Knox Center For Long Term Care, at 6 White Street in Rockland, Maine, sits in a building from 1930 that started out as a nurses' dormitory and later turned into a hospital, then a long-term nursing care home in 1976, and while it once held 44 beds for long-term care, over time it grew and changed, offering care for up to 84 residents and eventually getting replaced by Breakwater Commons with 96 beds to give seniors more updated options. The Knox Center has always focused on long-term nursing care, with specialized help for people with Alzheimer's disease and other memory loss conditions, using a secured and protected environment and special programs to prevent residents from leaving the area unsafely. Assisted living, nursing, and memory care services formed the main part of what residents could expect, including skilled nursing care for 12-16 hours a day, round-the-clock supervision, medication management, physical help with bathing, dressing, transferring, and other everyday activities, and care for people who can't walk. Knox Center accepted both Medicare and Medicaid, and the staff, trained professionals known for being friendly and helpful, worked to support seniors who needed more help due to physical or mental health changes.
Residents could take part in regular programs including exercise and wellness activities, music and art, craft plans, movie nights, animal therapy, games, walks on outdoor paths, time in the garden, and evening social events, and the community had amenities like a reading room, fitness area, arts room, game room, library, scheduled daily activities, spa and steam room, salon, transportation help, and outdoor spaces for fresh air. Meals were cooked on-site, sometimes restaurant-style, often homemade, with options adjusted for allergies, diabetes, or high blood pressure, and a professional chef would prepare food for residents needing special diets. More practical things like laundry facilities, housekeeping, single-family homes, condos, and mobile home living options were also available, and independent living options let some seniors live with more privacy, enjoying meal programs and laundry help if wanted. The rooms at Knox Center included private bathrooms, cable TV, air conditioning, Wi-Fi or high-speed internet, telephones, kitchenettes, and sometimes came already furnished.
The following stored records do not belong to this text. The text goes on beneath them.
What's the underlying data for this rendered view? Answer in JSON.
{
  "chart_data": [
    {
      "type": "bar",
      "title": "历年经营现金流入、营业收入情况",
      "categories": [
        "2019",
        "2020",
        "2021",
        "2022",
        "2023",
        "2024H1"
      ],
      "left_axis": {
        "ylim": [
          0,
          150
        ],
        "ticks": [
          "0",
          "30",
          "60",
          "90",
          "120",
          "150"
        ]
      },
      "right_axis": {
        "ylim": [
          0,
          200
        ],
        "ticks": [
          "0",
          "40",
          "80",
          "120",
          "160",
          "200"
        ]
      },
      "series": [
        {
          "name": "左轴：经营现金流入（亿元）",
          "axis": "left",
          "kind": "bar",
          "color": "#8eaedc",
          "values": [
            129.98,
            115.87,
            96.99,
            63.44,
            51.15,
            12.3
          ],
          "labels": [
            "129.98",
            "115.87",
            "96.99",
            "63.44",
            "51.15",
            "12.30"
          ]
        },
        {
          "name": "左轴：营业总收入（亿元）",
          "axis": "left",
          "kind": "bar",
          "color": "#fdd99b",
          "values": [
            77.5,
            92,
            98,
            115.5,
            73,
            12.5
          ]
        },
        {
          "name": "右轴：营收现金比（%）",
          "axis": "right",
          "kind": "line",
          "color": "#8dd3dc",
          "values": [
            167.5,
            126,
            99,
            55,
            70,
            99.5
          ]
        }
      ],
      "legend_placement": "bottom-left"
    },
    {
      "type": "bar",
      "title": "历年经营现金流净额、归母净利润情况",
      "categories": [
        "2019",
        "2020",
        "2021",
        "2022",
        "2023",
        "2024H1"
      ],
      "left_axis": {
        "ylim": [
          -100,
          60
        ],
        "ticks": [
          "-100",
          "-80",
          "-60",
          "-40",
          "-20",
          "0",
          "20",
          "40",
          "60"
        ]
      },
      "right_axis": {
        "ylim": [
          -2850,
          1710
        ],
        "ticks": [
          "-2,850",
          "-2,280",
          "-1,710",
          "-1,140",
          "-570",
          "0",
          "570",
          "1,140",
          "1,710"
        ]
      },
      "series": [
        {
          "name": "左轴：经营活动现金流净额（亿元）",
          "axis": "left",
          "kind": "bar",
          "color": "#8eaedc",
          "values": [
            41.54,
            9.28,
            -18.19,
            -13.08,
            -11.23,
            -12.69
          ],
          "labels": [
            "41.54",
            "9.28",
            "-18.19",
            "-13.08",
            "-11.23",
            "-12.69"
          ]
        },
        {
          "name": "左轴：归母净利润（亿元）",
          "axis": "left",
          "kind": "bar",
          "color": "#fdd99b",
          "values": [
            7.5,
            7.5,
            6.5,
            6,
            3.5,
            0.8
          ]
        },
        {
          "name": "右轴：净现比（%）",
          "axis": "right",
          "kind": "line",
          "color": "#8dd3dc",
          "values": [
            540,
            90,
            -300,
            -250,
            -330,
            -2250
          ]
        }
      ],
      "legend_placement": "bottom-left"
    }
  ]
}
Knox Center, a for-profit limited liability company, had resident and family groups to help solve problems and make care better, a 24-hour call system for urgent needs, and special features like secured spaces for memory care, making sure each resident stayed as safe and comfortable as possible. The property, about 71,500 square feet, included the Bok Building and has held medical offices and other health services, most recently sold to Knox Center LLC so the larger community could keep using the space for health care. The building's age means it's not as modern or efficient as newer places like Breakwater Commons, and after years of being central to Rockland's health scene, it shifted residents to that newer building and focused on finding the best way to serve the community's long-term care needs going forward.